Therefore produce fruit consistent with repentance. And don’t start saying to yourselves, “We have Abraham as our father,” for I tell you that God is able to raise up children for Abraham from these stones!
—Luke 3:8 (HCSB)
As a kid, one of my favorite Saturday activities was watching old Western movies with my dad. Men like John Wayne, Audie Murphy, and Roy Rogers would fill the screen with their heroic attempts to bring a happy ending from the brink of disaster.
Inevitably, this would lead to a climactic showdown between the battle-tested hero of the story and his rival. This would mean a face-to-face, man-to-man confrontation, as the crowds would look on with anticipation.
In this passage, we come to a similar showdown between the religious elite of Israel and John the Baptist, the one sent to prepare the way for Jesus.

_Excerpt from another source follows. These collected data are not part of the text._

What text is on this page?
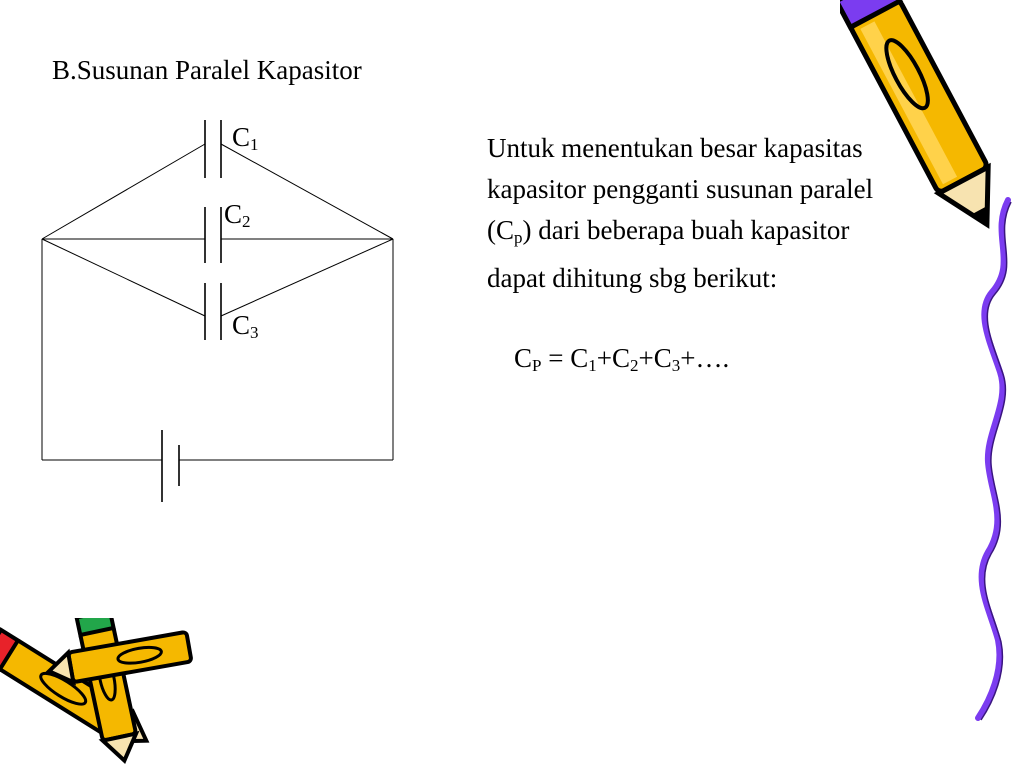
B.Susunan Paralel Kapasitor
$C_1$
$C_2$
$C_3$

Untuk menentukan besar kapasitas

kapasitor pengganti susunan paralel

$(C_p)$ dari beberapa buah kapasitor

dapat dihitung sbg berikut:

$C_P$ = $C_1+C_2+C_3+\dots$.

John had been baptizing in the Jordan River and teaching about the arrival of the Messiah. He chose this setting to challenge the popular religious beliefs of the day and set the record straight on what real faith is all about.
John immediately questioned the people’s belief—that their connection to Abraham could somehow change them. He told them what it really takes to have a relationship with God. God looks for a certain type of heart to respond to Him, therefore John was calling for hearts that were truly changed.
God isn’t looking for family connections. He’s looking for repentant hearts. And a heart that’s truly changed will be revealed by the actions that come from that heart.
Being born in a Christian nation, growing up in a Christian home, or going to a Christian church mean nothing if we don’t have repentant hearts. The word “repent’ literally means “a change of mind.” When the mind changes, the actions of the believer change (i.e. the behaviors described by John in the latter part of the passage).
Simply put, transformed hearts transform our lives and the way we relate to others. Our interactions with those around us will look entirely different because of the fruit that’s being produced in us.
With salvation, though, must come judgment. As John shares, “the ax is ready to strike the root of the trees” (Luke 3:9), prepared to bring judgment on those who rely on anything but a repentant heart and faith in the finished work of Christ.
- What or who have you placed your faith in for salvation? Your good name? Your good actions? The family that you were born into? Confess to God that your only hope is the sacrificial death of Christ for you.
- What actions would you most like to see changed in you? What thoughts do you need to change to make that happen?
- In Romans 12:1-2, Paul talks about being transformed by the renewing of your mind. How do you think that happens for a Christ-follower?
- What are some behaviors that can help you as you retrain your mind to think like the “mind of Christ?”